Independent Medical Review Experiences in California, Phase I and II


 

Publication Date: April 2003

Publisher: California HealthCare Foundation

Author(s): Institute for Medical Quality

Research Area: Health

Type: Report

Coverage: California

Abstract:

What happens when a patient disagrees with a health plan's decision not to authorize care or coverage? Most health plans have long maintained internal review processes, through which they provide an avenue for members to appeal these decisions. A 1998 California law mandated consumer access to an independent, external medical review when treatment was denied for experimental and investigational treatments. The legislation was motivated, in part, by public concern that HMOs might be approving or denying treatment on the basis of cost rather than medical appropriateness.
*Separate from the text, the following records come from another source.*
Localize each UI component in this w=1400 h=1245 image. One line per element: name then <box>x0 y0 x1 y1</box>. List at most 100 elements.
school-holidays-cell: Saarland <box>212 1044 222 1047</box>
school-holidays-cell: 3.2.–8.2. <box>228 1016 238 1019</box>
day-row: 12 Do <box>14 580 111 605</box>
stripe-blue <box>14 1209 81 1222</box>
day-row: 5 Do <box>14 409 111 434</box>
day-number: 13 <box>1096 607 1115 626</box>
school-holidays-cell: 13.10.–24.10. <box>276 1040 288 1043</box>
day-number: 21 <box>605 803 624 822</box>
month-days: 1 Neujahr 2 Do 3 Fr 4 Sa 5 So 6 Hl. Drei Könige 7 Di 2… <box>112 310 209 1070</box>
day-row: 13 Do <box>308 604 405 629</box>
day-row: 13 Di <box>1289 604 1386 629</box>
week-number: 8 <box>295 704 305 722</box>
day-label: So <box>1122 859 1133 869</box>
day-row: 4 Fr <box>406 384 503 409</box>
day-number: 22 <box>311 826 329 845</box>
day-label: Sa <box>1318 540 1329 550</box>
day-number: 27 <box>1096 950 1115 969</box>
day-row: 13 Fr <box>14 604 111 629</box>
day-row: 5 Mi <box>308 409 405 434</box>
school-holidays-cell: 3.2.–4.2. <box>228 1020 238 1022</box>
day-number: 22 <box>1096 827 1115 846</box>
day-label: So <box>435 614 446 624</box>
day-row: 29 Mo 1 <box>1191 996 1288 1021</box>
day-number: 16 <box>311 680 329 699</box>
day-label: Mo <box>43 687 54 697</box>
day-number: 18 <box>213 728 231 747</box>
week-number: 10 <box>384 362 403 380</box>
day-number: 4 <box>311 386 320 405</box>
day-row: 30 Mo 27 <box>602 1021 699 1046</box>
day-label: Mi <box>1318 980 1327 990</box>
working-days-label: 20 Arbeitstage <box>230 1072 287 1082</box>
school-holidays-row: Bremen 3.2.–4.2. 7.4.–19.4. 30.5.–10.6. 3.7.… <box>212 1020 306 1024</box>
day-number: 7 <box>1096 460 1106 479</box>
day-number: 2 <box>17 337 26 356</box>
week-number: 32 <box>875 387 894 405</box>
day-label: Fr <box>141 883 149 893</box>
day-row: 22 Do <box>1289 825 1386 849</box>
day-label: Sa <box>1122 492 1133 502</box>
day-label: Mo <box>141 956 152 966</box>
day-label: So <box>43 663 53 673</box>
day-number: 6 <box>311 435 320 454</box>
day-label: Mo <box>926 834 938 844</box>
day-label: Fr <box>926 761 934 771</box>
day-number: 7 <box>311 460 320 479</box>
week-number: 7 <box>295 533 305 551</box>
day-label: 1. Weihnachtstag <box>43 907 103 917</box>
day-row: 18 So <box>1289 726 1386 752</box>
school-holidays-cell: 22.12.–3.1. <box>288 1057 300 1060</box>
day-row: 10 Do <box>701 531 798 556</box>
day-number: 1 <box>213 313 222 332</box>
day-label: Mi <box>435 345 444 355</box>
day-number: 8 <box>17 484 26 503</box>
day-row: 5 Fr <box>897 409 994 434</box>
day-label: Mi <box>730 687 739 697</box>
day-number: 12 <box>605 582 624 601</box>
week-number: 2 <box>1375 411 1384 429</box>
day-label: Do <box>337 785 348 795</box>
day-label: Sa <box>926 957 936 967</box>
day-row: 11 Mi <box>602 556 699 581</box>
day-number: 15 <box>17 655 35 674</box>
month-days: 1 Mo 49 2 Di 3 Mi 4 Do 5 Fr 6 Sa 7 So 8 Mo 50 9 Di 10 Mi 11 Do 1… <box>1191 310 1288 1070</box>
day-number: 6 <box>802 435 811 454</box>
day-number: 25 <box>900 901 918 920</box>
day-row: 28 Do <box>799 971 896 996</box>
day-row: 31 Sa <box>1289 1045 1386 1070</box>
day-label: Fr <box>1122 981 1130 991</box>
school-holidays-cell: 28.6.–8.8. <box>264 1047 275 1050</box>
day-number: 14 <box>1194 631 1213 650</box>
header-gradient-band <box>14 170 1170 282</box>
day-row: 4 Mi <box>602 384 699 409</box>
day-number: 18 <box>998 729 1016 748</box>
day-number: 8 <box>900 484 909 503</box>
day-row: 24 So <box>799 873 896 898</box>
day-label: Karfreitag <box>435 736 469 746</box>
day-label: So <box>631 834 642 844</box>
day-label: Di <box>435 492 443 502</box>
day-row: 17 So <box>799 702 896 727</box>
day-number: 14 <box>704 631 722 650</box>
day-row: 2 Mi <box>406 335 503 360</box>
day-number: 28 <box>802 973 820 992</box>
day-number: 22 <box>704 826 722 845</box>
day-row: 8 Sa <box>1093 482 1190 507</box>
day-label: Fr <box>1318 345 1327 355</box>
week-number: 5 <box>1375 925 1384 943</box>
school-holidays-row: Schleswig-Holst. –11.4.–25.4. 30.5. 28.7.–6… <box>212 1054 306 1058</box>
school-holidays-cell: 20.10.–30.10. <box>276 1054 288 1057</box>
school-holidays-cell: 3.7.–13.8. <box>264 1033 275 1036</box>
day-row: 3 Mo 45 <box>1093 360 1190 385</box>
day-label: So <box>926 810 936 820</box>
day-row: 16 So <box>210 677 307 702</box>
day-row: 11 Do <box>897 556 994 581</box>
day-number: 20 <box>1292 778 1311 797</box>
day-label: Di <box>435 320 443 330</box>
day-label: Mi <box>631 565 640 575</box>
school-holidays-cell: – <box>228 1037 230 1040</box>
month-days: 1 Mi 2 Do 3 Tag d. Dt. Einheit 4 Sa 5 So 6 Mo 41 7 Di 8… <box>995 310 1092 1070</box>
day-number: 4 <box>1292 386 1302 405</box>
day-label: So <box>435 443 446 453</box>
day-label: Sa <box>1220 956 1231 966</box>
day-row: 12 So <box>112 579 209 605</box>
As of January 2001, the definition of cases eligible for independent review was expanded to include all those cases that the plan denied as "not medically necessary." The Institute for Medical Quality conducted a two-part study to determine how the mandated external review process affected consumers and plans in California and to offer recommendations as to how the process might be improved. The study reviewed program outcomes to date and gathered opinions and suggestions for improvement from consumers, health plans, and review organizations. Phase I of the study looks at how the independent medical review process affected the patients, health plans, physicians, and the independent review organazations that engaged in it from January 1999 through December 2000. Phase II reviews the processes and outcomes for those cases introduced after January 2001 under the expanded definition of "medical necessity."